In short, the shift from volume-based care to value-based care is a necessity.
Building on telehealth
With COVID-19 still a very real and present concern, the entire healthcare system needs to find sustainable solutions to support all Australians.
When we begin a discussion about telehealth, the thought that often comes to mind is videoconferencing between a physician and a patient. However, telehealth offers much more than a video call.
Virtual care comes in many forms and includes both inpatient and outpatient support. Virtual care means incorporating technology into all facets of treatment to enable decision-makers to see broader solutions rather than just another process. We’re only at the beginning of what this technology can deliver for patients.
Hospitals can establish in-hospital programs, where patients are monitored from a centralised hub by skilled professionals and then treated by clinicians armed with artificial intelligence and machine learning analyses.
During COVID-19, ICUs have been put under tremendous pressure. Telehealth solutions mean we can now implement remote monitoring for the ICU, with highly skilled nurses and clinicians monitoring patients via high-definition cameras, telemetry, predictive analytics, data visualisations and advanced reporting capabilities.
Looking at support networks, electronic medical records play a significant role in transforming patient treatment. Integrating administrative, medical and government systems to allow a seamless patient clinical treatment experience is vital as our healthcare system continues to come under greater strain.
Closer to home
Telehealth solutions are not just about optimising in-hospital care. As COVID-19 continues to demand the prioritisation of critical patients, home-based care is often the best solution for others. As many patients can now attest, home-based care can often be a far more effective option.
Historical concerns around in-home care via telehealth often relate to the technology itself, with patients worried about network access and availability, sufficient screen size or video capabilities. These factors can be quickly addressed with proper healthcare investment.

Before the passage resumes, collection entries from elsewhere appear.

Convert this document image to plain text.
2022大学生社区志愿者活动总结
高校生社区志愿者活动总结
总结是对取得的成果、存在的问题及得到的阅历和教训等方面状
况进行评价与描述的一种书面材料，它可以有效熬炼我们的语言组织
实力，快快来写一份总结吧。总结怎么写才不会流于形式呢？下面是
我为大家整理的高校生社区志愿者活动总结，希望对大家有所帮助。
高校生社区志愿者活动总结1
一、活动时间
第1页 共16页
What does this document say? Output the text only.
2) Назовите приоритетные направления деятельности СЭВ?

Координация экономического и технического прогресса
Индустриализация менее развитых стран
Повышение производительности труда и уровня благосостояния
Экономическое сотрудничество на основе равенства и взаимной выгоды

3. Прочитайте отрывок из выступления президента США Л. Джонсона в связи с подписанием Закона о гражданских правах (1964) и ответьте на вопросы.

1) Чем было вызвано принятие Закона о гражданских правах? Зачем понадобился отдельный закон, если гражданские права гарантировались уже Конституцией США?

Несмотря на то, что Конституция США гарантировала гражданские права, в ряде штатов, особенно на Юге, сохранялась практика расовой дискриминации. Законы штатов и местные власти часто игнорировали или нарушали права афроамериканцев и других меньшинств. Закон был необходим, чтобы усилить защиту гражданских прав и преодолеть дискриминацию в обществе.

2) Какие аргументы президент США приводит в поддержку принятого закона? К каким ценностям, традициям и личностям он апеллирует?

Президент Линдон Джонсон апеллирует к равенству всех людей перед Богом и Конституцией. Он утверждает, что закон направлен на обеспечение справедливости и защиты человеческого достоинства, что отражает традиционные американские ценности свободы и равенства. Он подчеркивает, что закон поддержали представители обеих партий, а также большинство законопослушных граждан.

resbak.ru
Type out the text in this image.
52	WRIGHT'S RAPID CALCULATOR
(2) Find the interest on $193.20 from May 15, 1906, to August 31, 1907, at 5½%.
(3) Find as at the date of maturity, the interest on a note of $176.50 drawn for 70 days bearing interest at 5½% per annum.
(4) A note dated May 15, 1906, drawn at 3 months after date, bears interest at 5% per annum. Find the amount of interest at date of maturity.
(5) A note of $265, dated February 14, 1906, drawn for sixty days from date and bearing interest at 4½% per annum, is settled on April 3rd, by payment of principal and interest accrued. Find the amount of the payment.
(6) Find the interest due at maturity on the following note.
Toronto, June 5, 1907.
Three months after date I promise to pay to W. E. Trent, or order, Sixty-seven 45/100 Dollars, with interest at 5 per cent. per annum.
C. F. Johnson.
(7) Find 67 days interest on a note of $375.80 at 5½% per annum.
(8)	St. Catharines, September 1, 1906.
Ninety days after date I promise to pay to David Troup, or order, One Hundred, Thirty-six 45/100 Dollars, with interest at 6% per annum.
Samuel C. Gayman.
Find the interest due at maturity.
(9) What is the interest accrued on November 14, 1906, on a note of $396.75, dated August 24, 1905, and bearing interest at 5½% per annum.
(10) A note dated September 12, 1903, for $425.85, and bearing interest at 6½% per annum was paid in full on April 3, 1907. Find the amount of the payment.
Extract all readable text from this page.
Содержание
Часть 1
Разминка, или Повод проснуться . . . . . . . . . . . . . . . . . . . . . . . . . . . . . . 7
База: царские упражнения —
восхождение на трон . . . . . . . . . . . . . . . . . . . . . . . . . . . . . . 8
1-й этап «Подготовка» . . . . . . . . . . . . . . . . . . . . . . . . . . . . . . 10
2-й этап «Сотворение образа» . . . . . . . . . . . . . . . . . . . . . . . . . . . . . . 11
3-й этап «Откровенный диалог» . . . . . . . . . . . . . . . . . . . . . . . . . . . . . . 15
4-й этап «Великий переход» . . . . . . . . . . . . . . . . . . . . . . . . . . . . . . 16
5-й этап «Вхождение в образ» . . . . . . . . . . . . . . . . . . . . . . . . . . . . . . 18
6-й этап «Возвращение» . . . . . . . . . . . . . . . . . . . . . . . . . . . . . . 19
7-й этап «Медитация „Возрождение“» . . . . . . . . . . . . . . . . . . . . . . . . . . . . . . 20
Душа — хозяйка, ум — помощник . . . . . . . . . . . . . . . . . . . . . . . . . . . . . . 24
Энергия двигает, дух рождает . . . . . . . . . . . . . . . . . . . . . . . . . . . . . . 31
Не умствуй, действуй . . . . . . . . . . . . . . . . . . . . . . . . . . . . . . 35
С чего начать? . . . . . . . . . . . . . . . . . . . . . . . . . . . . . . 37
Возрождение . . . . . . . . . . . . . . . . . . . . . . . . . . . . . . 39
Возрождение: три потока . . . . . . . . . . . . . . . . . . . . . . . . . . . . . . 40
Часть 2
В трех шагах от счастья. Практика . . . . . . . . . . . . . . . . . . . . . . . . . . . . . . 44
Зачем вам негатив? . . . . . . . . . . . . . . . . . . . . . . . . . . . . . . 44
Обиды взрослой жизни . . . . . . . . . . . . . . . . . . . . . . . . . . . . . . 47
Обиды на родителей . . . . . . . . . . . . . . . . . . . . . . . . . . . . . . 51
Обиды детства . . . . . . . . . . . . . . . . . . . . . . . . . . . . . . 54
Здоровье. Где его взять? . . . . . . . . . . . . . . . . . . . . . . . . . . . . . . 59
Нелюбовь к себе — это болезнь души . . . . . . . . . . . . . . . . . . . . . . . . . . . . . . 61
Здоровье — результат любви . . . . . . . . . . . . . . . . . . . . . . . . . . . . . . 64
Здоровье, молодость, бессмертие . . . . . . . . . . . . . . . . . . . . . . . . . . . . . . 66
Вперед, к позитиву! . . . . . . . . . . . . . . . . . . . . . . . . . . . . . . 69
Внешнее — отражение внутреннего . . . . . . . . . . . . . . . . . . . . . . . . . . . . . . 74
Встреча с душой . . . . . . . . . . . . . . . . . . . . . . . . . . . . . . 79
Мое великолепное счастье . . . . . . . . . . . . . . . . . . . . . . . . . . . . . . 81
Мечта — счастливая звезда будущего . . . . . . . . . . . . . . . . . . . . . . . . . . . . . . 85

Too often, telehealth users expect that any platform or service can be used; however, healthcare interactions are not simple transactions. Using specialised telehealth services, we can ensure safety, access and an improved experience for patients across Australia.
COVID-19 has shaken the foundations of the Australian healthcare system. The pandemic has not only highlighted significant gaps in funding and investment, but it has also demonstrated how fragmented the industry has been in adopting readily available technologies.
As we continue to battle COVID-19, our collective commitment to improving the healthcare industry shouldn’t waver. With an ageing population, rising incidence of chronic disease and a dispersed population we already have significant challenges to overcome.
Until a vaccine is widely available, securing the safe operation and support for frontline healthcare services is pivotal. Embracing innovation and the benefits that virtual care can bring to the healthcare sector is essential. Only in this way can we futureproof our healthcare system.